In some aspects, the method of measuring IOP may involve a series of steps that include data collection, parameter calculation, and IOP adjustment. The data collection step may involve measuring IOP in the posterior chamber and the vitreous cavity of an eye using a tonometer. This measurement can provide valuable information about the pressure dynamics within the eye, which may not be captured by conventional tonometry methods. The data collection step may also involve measuring corneal data of the eye using an optical gauge. The corneal data may include parameters such as corneal curvature, corneal thickness, and corneal diameter, which can provide insights into the individual anatomical and biomechanical characteristics of the eye. Additionally, the data collection step may involve measuring a dilation angle of compression arms using a compression arm-spread angle gauge. The dilation angle can provide additional data about the geometry of the eye, as it can be correlated with the size and shape of the eye.
In some cases, the parameter calculation step may involve determining geometric parameters of the eye based on the measured corneal data and dilation angle. The geometric parameters may include parameters such as the size and shape of the eye, the curvature of the cornea, and the thickness of the sclera. These parameters can provide valuable insights into the biomechanical properties of the eye, which can influence the clinical significance of a given IOP level. The parameter calculation step may also involve calculating physical parameters of a sclera of the eye based on the determined geometric parameters.
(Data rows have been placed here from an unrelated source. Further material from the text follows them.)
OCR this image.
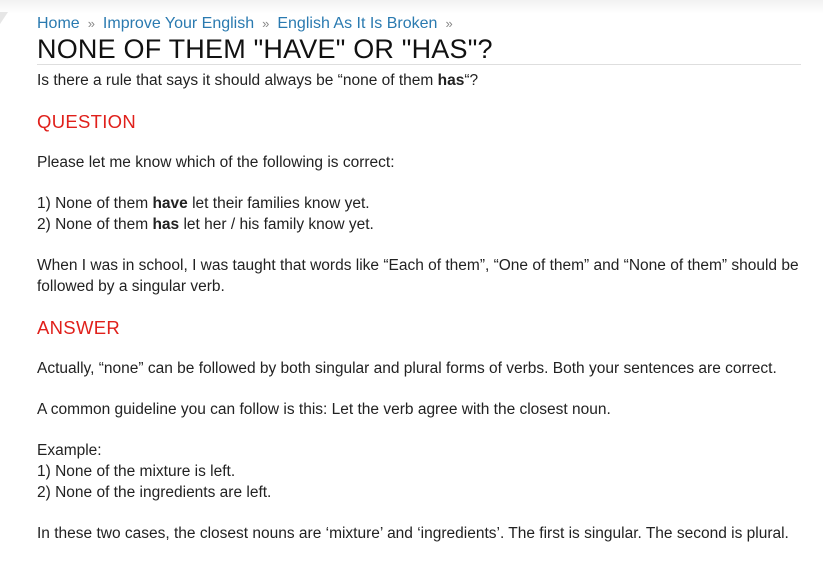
Home » Improve Your English » English As It Is Broken »
NONE OF THEM "HAVE" OR "HAS"?

Is there a rule that says it should always be “none of them has“?

QUESTION

Please let me know which of the following is correct:

1) None of them have let their families know yet.

2) None of them has let her / his family know yet.

When I was in school, I was taught that words like “Each of them”, “One of them” and “None of them” should be followed by a singular verb.

ANSWER

Actually, “none” can be followed by both singular and plural forms of verbs. Both your sentences are correct.

A common guideline you can follow is this: Let the verb agree with the closest noun.

Example:

1) None of the mixture is left.

2) None of the ingredients are left.

In these two cases, the closest nouns are ‘mixture’ and ‘ingredients’. The first is singular. The second is plural.
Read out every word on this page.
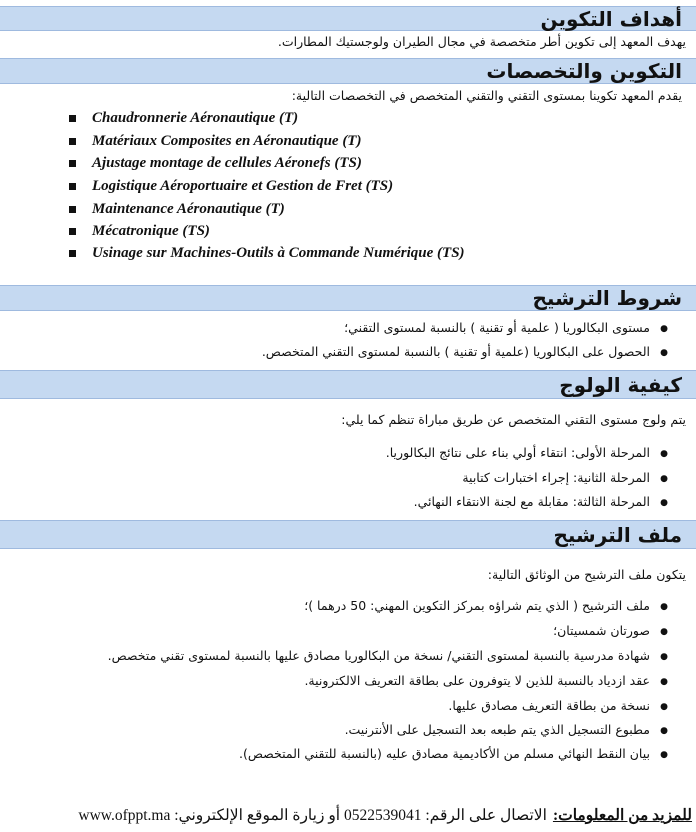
أهداف التكوين
يهدف المعهد إلى تكوين أطر متخصصة في مجال الطيران ولوجستيك المطارات.
التكوين والتخصصات
يقدم المعهد تكوينا بمستوى التقني والتقني المتخصص في التخصصات التالية:
Chaudronnerie Aéronautique (T)
Matériaux Composites en Aéronautique (T)
Ajustage montage de cellules Aéronefs (TS)
Logistique Aéroportuaire et Gestion de Fret (TS)
Maintenance Aéronautique (T)
Mécatronique (TS)
Usinage sur Machines-Outils à Commande Numérique (TS)
شروط الترشيح
مستوى البكالوريا ( علمية أو تقنية ) بالنسبة لمستوى التقني؛ ●
الحصول على البكالوريا (علمية أو تقنية ) بالنسبة لمستوى التقني المتخصص. ●
كيفية الولوج
يتم ولوج مستوى التقني المتخصص عن طريق مباراة تنظم كما يلي:
المرحلة الأولى: انتقاء أولي بناء على نتائج البكالوريا. ●
المرحلة الثانية: إجراء اختبارات كتابية ●
المرحلة الثالثة: مقابلة مع لجنة الانتقاء النهائي. ●
ملف الترشيح
يتكون ملف الترشيح من الوثائق التالية:
ملف الترشيح ( الذي يتم شراؤه بمركز التكوين المهني: 50 درهما )؛ ●
صورتان شمسيتان؛ ●
شهادة مدرسية بالنسبة لمستوى التقني/ نسخة من البكالوريا مصادق عليها بالنسبة لمستوى تقني متخصص. ●
عقد ازدياد بالنسبة للذين لا يتوفرون على بطاقة التعريف الالكترونية. ●
نسخة من بطاقة التعريف مصادق عليها. ●
مطبوع التسجيل الذي يتم طبعه بعد التسجيل على الأنترنيت. ●
بيان النقط النهائي مسلم من الأكاديمية مصادق عليه (بالنسبة للتقني المتخصص). ●
للمزيد من المعلومات:الاتصال على الرقم: 0522539041 أو زيارة الموقع الإلكتروني: www.ofppt.ma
The physical parameters may include parameters such as thickness, axial stiffness, and bending stiffness. These parameters can provide valuable insights into the biomechanical properties of the eye, which can influence the clinical significance of a given IOP level.
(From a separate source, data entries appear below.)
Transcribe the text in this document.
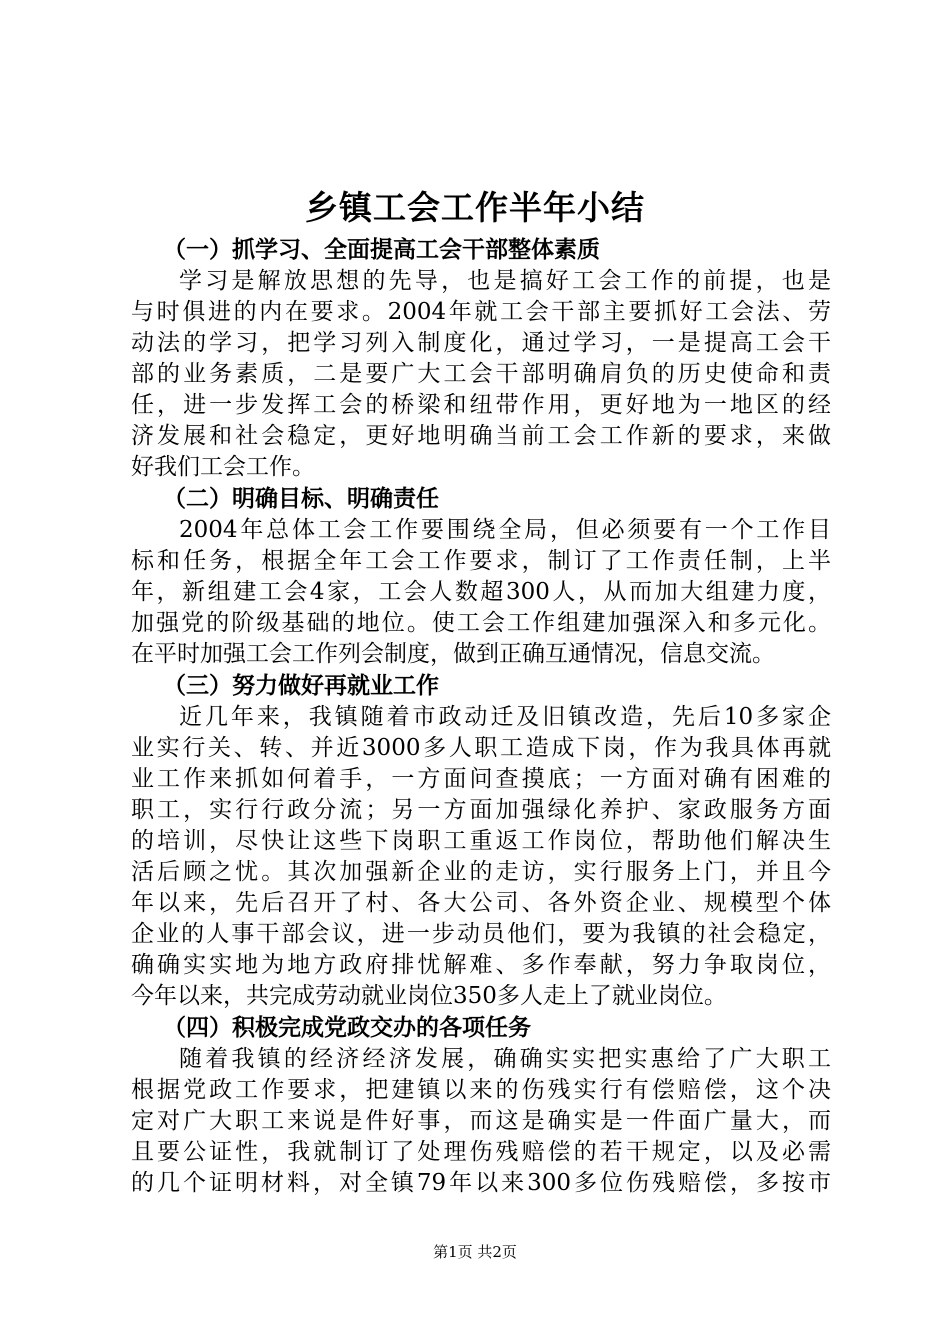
乡镇工会工作半年小结
（一）抓学习、全面提高工会干部整体素质
学习是解放思想的先导，也是搞好工会工作的前提，也是
与时俱进的内在要求。2004年就工会干部主要抓好工会法、劳
动法的学习，把学习列入制度化，通过学习，一是提高工会干
部的业务素质，二是要广大工会干部明确肩负的历史使命和责
任，进一步发挥工会的桥梁和纽带作用，更好地为一地区的经
济发展和社会稳定，更好地明确当前工会工作新的要求，来做
好我们工会工作。
（二）明确目标、明确责任
2004年总体工会工作要围绕全局，但必须要有一个工作目
标和任务，根据全年工会工作要求，制订了工作责任制，上半
年，新组建工会4家，工会人数超300人，从而加大组建力度，
加强党的阶级基础的地位。使工会工作组建加强深入和多元化。
在平时加强工会工作列会制度，做到正确互通情况，信息交流。
（三）努力做好再就业工作
近几年来，我镇随着市政动迁及旧镇改造，先后10多家企
业实行关、转、并近3000多人职工造成下岗，作为我具体再就
业工作来抓如何着手，一方面问查摸底；一方面对确有困难的
职工，实行行政分流；另一方面加强绿化养护、家政服务方面
的培训，尽快让这些下岗职工重返工作岗位，帮助他们解决生
活后顾之忧。其次加强新企业的走访，实行服务上门，并且今
年以来，先后召开了村、各大公司、各外资企业、规模型个体
企业的人事干部会议，进一步动员他们，要为我镇的社会稳定，
确确实实地为地方政府排忧解难、多作奉献，努力争取岗位，
今年以来，共完成劳动就业岗位350多人走上了就业岗位。
（四）积极完成党政交办的各项任务
随着我镇的经济经济发展，确确实实把实惠给了广大职工
根据党政工作要求，把建镇以来的伤残实行有偿赔偿，这个决
定对广大职工来说是件好事，而这是确实是一件面广量大，而
且要公证性，我就制订了处理伤残赔偿的若干规定，以及必需
的几个证明材料，对全镇79年以来300多位伤残赔偿，多按市
第1页 共2页
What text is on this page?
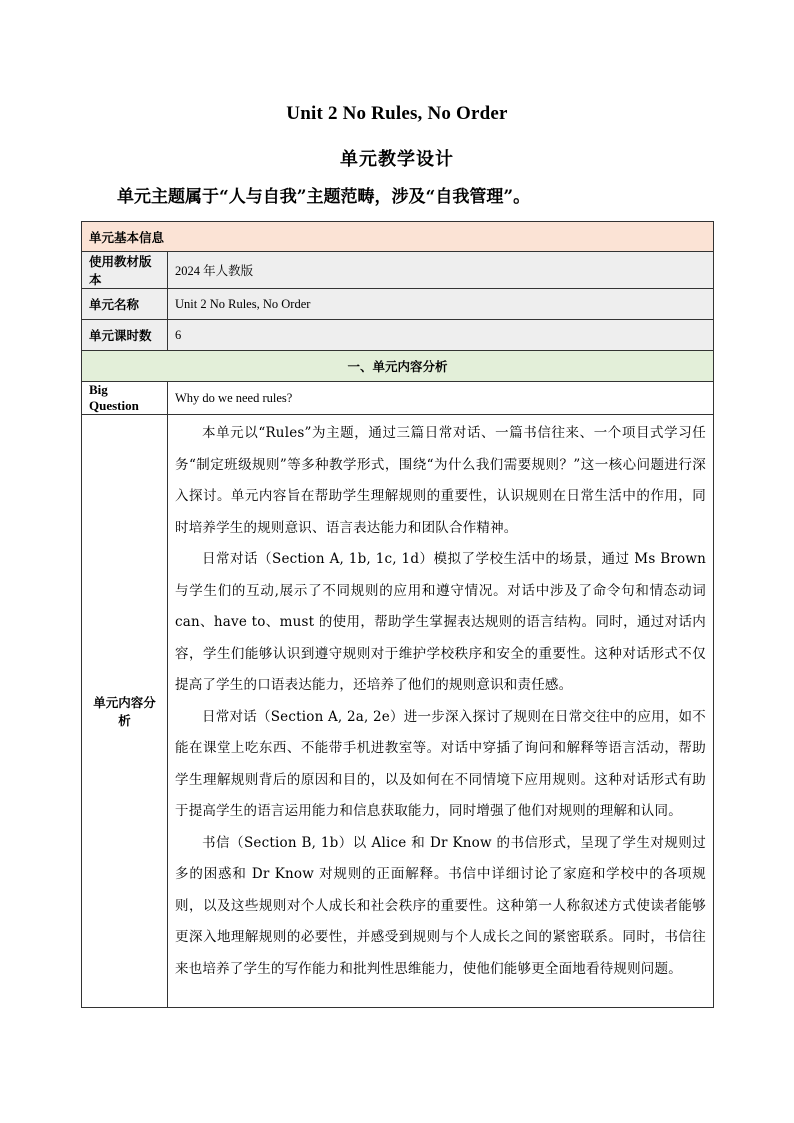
Unit 2 No Rules, No Order
单元教学设计
单元主题属于“人与自我”主题范畴，涉及“自我管理”。
单元基本信息	
使用教材版本	2024 年人教版
单元名称	Unit 2 No Rules, No Order
单元课时数	6
一、单元内容分析	
Big Question	Why do we need rules?
单元内容分析	本单元以“Rules”为主题，通过三篇日常对话、一篇书信往来、一个项目式学习任务“制定班级规则”等多种教学形式，围绕“为什么我们需要规则？”这一核心问题进行深入探讨。单元内容旨在帮助学生理解规则的重要性，认识规则在日常生活中的作用，同时培养学生的规则意识、语言表达能力和团队合作精神。

日常对话（Section A, 1b, 1c, 1d）模拟了学校生活中的场景，通过 Ms Brown 与学生们的互动,展示了不同规则的应用和遵守情况。对话中涉及了命令句和情态动词 can、have to、must 的使用，帮助学生掌握表达规则的语言结构。同时，通过对话内容，学生们能够认识到遵守规则对于维护学校秩序和安全的重要性。这种对话形式不仅提高了学生的口语表达能力，还培养了他们的规则意识和责任感。

日常对话（Section A, 2a, 2e）进一步深入探讨了规则在日常交往中的应用，如不能在课堂上吃东西、不能带手机进教室等。对话中穿插了询问和解释等语言活动，帮助学生理解规则背后的原因和目的，以及如何在不同情境下应用规则。这种对话形式有助于提高学生的语言运用能力和信息获取能力，同时增强了他们对规则的理解和认同。

书信（Section B, 1b）以 Alice 和 Dr Know 的书信形式，呈现了学生对规则过多的困惑和 Dr Know 对规则的正面解释。书信中详细讨论了家庭和学校中的各项规则，以及这些规则对个人成长和社会秩序的重要性。这种第一人称叙述方式使读者能够更深入地理解规则的必要性，并感受到规则与个人成长之间的紧密联系。同时，书信往来也培养了学生的写作能力和批判性思维能力，使他们能够更全面地看待规则问题。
In some aspects, the IOP adjustment step may involve adjusting the measured IOP based on the calculated physical parameters of the sclera. The adjustment may be performed to account for individual variations in the physical properties of the sclera, which can influence the accuracy of IOP measurements. The IOP adjustment step may involve applying a correction factor to the measured IOP based on the calculated physical parameters of the sclera. This correction factor can be calculated using algorithms, mathematical models, or other computational methods. The adjusted IOP can provide a more personalized and accurate assessment of IOP, potentially improving the diagnosis and management of conditions such as glaucoma.
In some cases, the method may involve repeating the data collection, parameter calculation, and IOP adjustment steps multiple times to obtain a series of IOP measurements. These measurements can be used to monitor changes in IOP over time, which can provide valuable information for the management of conditions such as glaucoma. The method may also involve comparing the adjusted IOP measurements with a reference range or threshold to determine whether the IOP is within a normal range or whether it indicates a risk of ocular disease.
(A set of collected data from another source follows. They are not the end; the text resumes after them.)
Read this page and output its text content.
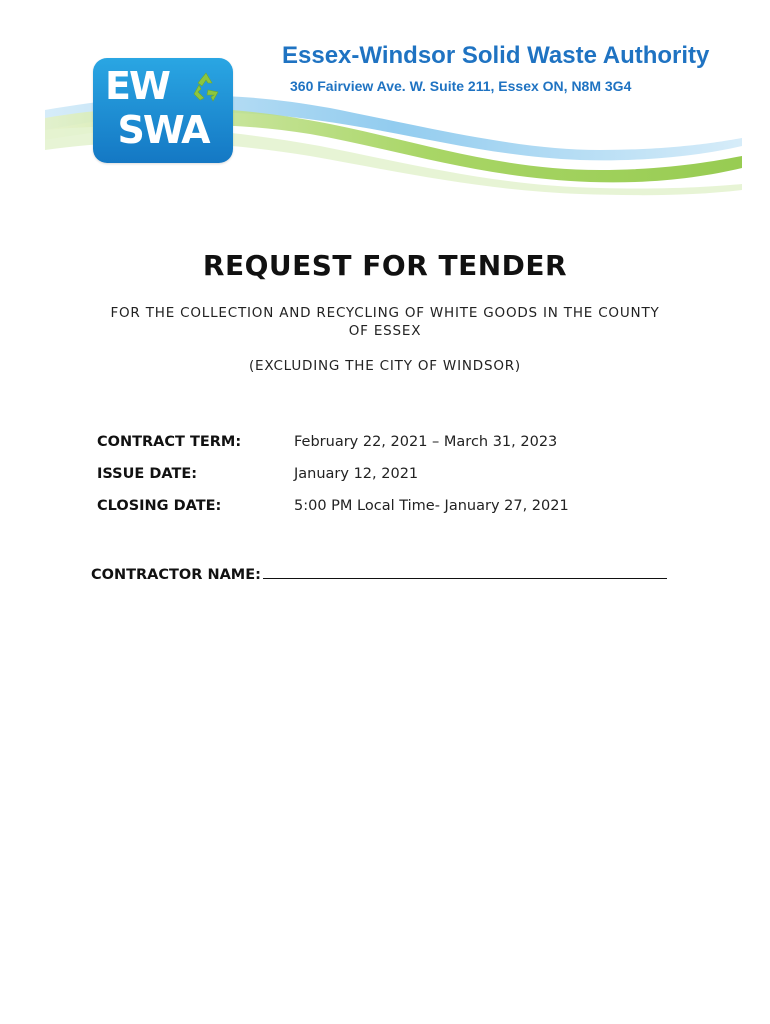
EW
SWA
Essex-Windsor Solid Waste Authority
360 Fairview Ave. W. Suite 211, Essex ON, N8M 3G4
REQUEST FOR TENDER
FOR THE COLLECTION AND RECYCLING OF WHITE GOODS IN THE COUNTY OF ESSEX
(EXCLUDING THE CITY OF WINDSOR)
CONTRACT TERM:	February 22, 2021 – March 31, 2023
ISSUE DATE:	January 12, 2021
CLOSING DATE:	5:00 PM Local Time- January 27, 2021
CONTRACTOR NAME:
In some aspects, the processor may determine geometric parameters of the eye based on the measured corneal data and dilation angle. The corneal data may include parameters such as corneal curvature, corneal thickness, and corneal diameter, which can provide insights into the individual anatomical and biomechanical characteristics of the eye. The dilation angle, measured by the compression arm-spread angle gauge, can provide additional data about the geometry of the eye. The processor may use these data to determine geometric parameters of the eye, such as the size and shape of the eye, the curvature of the cornea, and the thickness of the sclera.
In some cases, the processor may extrapolate the spatial curvature values of the anterior segment of the eye and the anterior ocular hemisphere based on the measured corneal data and dilation angle. This extrapolation may involve applying mathematical models or algorithms that take into account the measured corneal data and dilation angle, as well as other known anatomical and biomechanical characteristics of the eye. The extrapolated spatial curvature values can provide valuable information about the geometry of the eye, which can be used to calculate the physical parameters of the sclera.
In some aspects, the compression arm-spread angle gauge may be used as a linear spacing value controller. This may involve using the measured dilation angle to control the spacing between the compression feet of the compression arms. The processor may input the measured corneal diameter into the compression arm-spread angle gauge, which can then adjust the spacing of the compression feet to achieve a preset angular value of arm spread. This can ensure that the compression feet are precisely applied to the sclera at a preset distance from the corneal limbus, which can improve the accuracy of the IOP measurement.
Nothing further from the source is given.